Not so with Jack. A cultural blank and an unmitigated bastard, he's the lunkhead who always gets the girl but never should. His initial enthusiasm for this vacation has little to do with his friendship with Miles and everything to do with his own penis. Even as he earnestly advocates for romance between Miles and Maya, he unconsciously sabotages Miles' chances by telling misguided lies to both women. Jack has stubbornly passed the point in life where he might change, and there's no charm whatsoever to his incorrigibility.

It takes convincing performances to extract such extreme reactions. On paper, Miles might resemble Giamatti's turn as Harvey Pekar in American Splendor, but on the screen, he's an altogether different bundle of hyperactive neuroses. If Miles approached us at a party, we'd all probably duck, yet when his heartbreak comes, we're willing to share his pain. Church, on the other hand, has the thankless task of bringing to life a cowardly, drab womanizer who'd be at home in In the Company of Men or even Carnal Knowledge. He did his job; expect to despise him.

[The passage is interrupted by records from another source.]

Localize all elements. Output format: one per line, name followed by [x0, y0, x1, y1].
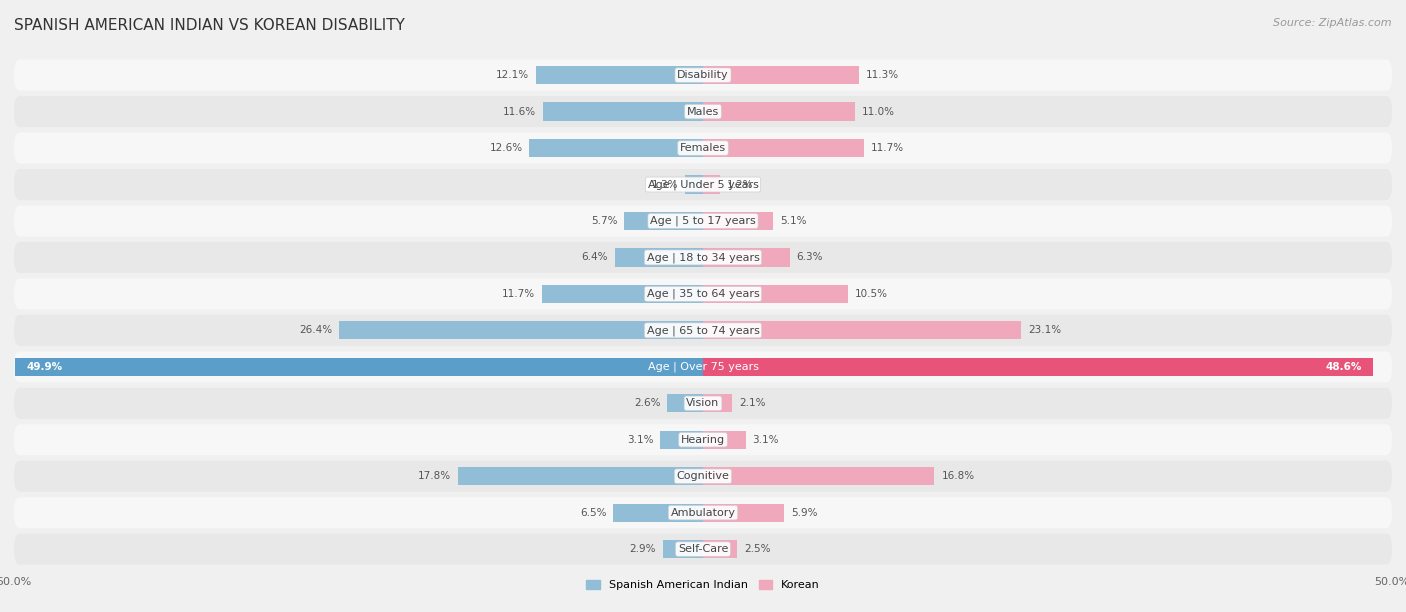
Bar	[661, 431, 703, 449]
FancyBboxPatch shape	[14, 59, 1392, 91]
Text: 49.9%: 49.9%	[27, 362, 63, 372]
Bar	[614, 248, 703, 267]
Text: 26.4%: 26.4%	[299, 326, 332, 335]
Text: Vision: Vision	[686, 398, 720, 408]
Text: 5.7%: 5.7%	[591, 216, 617, 226]
Text: Ambulatory: Ambulatory	[671, 507, 735, 518]
FancyBboxPatch shape	[14, 242, 1392, 273]
Bar	[536, 66, 703, 84]
Text: 5.1%: 5.1%	[780, 216, 807, 226]
Text: 1.2%: 1.2%	[727, 179, 754, 190]
Text: 16.8%: 16.8%	[942, 471, 974, 481]
Text: 11.3%: 11.3%	[866, 70, 898, 80]
Bar	[613, 504, 703, 522]
Bar	[703, 139, 865, 157]
FancyBboxPatch shape	[14, 133, 1392, 163]
Text: Disability: Disability	[678, 70, 728, 80]
FancyBboxPatch shape	[14, 424, 1392, 455]
Text: 2.9%: 2.9%	[630, 544, 657, 554]
Text: 2.6%: 2.6%	[634, 398, 661, 408]
Text: 1.3%: 1.3%	[652, 179, 678, 190]
Bar	[703, 357, 1372, 376]
Bar	[624, 212, 703, 230]
FancyBboxPatch shape	[14, 351, 1392, 382]
Text: 3.1%: 3.1%	[752, 435, 779, 445]
Text: Hearing: Hearing	[681, 435, 725, 445]
Bar	[703, 212, 773, 230]
Bar	[685, 176, 703, 193]
Bar	[703, 285, 848, 303]
Text: Age | 18 to 34 years: Age | 18 to 34 years	[647, 252, 759, 263]
Bar	[543, 102, 703, 121]
Text: Age | Over 75 years: Age | Over 75 years	[648, 362, 758, 372]
Text: 6.5%: 6.5%	[581, 507, 606, 518]
Text: Age | 65 to 74 years: Age | 65 to 74 years	[647, 325, 759, 335]
FancyBboxPatch shape	[14, 388, 1392, 419]
Text: Age | 5 to 17 years: Age | 5 to 17 years	[650, 215, 756, 226]
Text: 48.6%: 48.6%	[1326, 362, 1361, 372]
Text: Cognitive: Cognitive	[676, 471, 730, 481]
Bar	[703, 102, 855, 121]
FancyBboxPatch shape	[14, 534, 1392, 565]
Text: 11.6%: 11.6%	[503, 106, 536, 117]
Bar	[664, 540, 703, 558]
Bar	[703, 504, 785, 522]
Bar	[703, 248, 790, 267]
Bar	[703, 431, 745, 449]
Text: 17.8%: 17.8%	[418, 471, 451, 481]
Text: 11.0%: 11.0%	[862, 106, 894, 117]
FancyBboxPatch shape	[14, 96, 1392, 127]
Text: Age | 35 to 64 years: Age | 35 to 64 years	[647, 289, 759, 299]
FancyBboxPatch shape	[14, 206, 1392, 236]
Text: 12.1%: 12.1%	[496, 70, 530, 80]
Text: 12.6%: 12.6%	[489, 143, 523, 153]
FancyBboxPatch shape	[14, 169, 1392, 200]
FancyBboxPatch shape	[14, 461, 1392, 491]
Text: Males: Males	[688, 106, 718, 117]
Text: 6.3%: 6.3%	[797, 252, 823, 263]
Text: 6.4%: 6.4%	[582, 252, 607, 263]
Bar	[703, 66, 859, 84]
Text: 23.1%: 23.1%	[1028, 326, 1062, 335]
Text: 5.9%: 5.9%	[792, 507, 818, 518]
Bar	[15, 357, 703, 376]
Text: 2.5%: 2.5%	[744, 544, 770, 554]
Text: 11.7%: 11.7%	[502, 289, 534, 299]
Bar	[703, 321, 1021, 340]
FancyBboxPatch shape	[14, 315, 1392, 346]
Text: 11.7%: 11.7%	[872, 143, 904, 153]
Legend: Spanish American Indian, Korean: Spanish American Indian, Korean	[582, 575, 824, 594]
Text: 2.1%: 2.1%	[738, 398, 765, 408]
Bar	[530, 139, 703, 157]
Bar	[703, 394, 733, 412]
Bar	[668, 394, 703, 412]
Text: Source: ZipAtlas.com: Source: ZipAtlas.com	[1274, 18, 1392, 28]
Bar	[703, 540, 738, 558]
Bar	[541, 285, 703, 303]
Bar	[703, 176, 720, 193]
FancyBboxPatch shape	[14, 497, 1392, 528]
Text: Self-Care: Self-Care	[678, 544, 728, 554]
Text: SPANISH AMERICAN INDIAN VS KOREAN DISABILITY: SPANISH AMERICAN INDIAN VS KOREAN DISABI…	[14, 18, 405, 34]
Bar	[339, 321, 703, 340]
FancyBboxPatch shape	[14, 278, 1392, 310]
Text: 10.5%: 10.5%	[855, 289, 887, 299]
Bar	[703, 467, 935, 485]
Bar	[458, 467, 703, 485]
Text: 3.1%: 3.1%	[627, 435, 654, 445]
Text: Females: Females	[681, 143, 725, 153]
Text: Age | Under 5 years: Age | Under 5 years	[648, 179, 758, 190]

Yet this depressing believability makes Sideways Payne's most difficult film to assess thus far. His earlier films fired satirical darts in all directions, and with more verve. Here, the women are saints while the men misbehave; that Payne draws these lines with more realism than ever only accentuates the fatalistic emotional landscape of Sideways, and makes the few notes of optimism Payne eventually strikes feel somewhat forced. Still, the movie says more than a little about self-centered American assholes and their prospects for rehabilitation, which makes it, if not an easy film to love, at least an easy one to respect.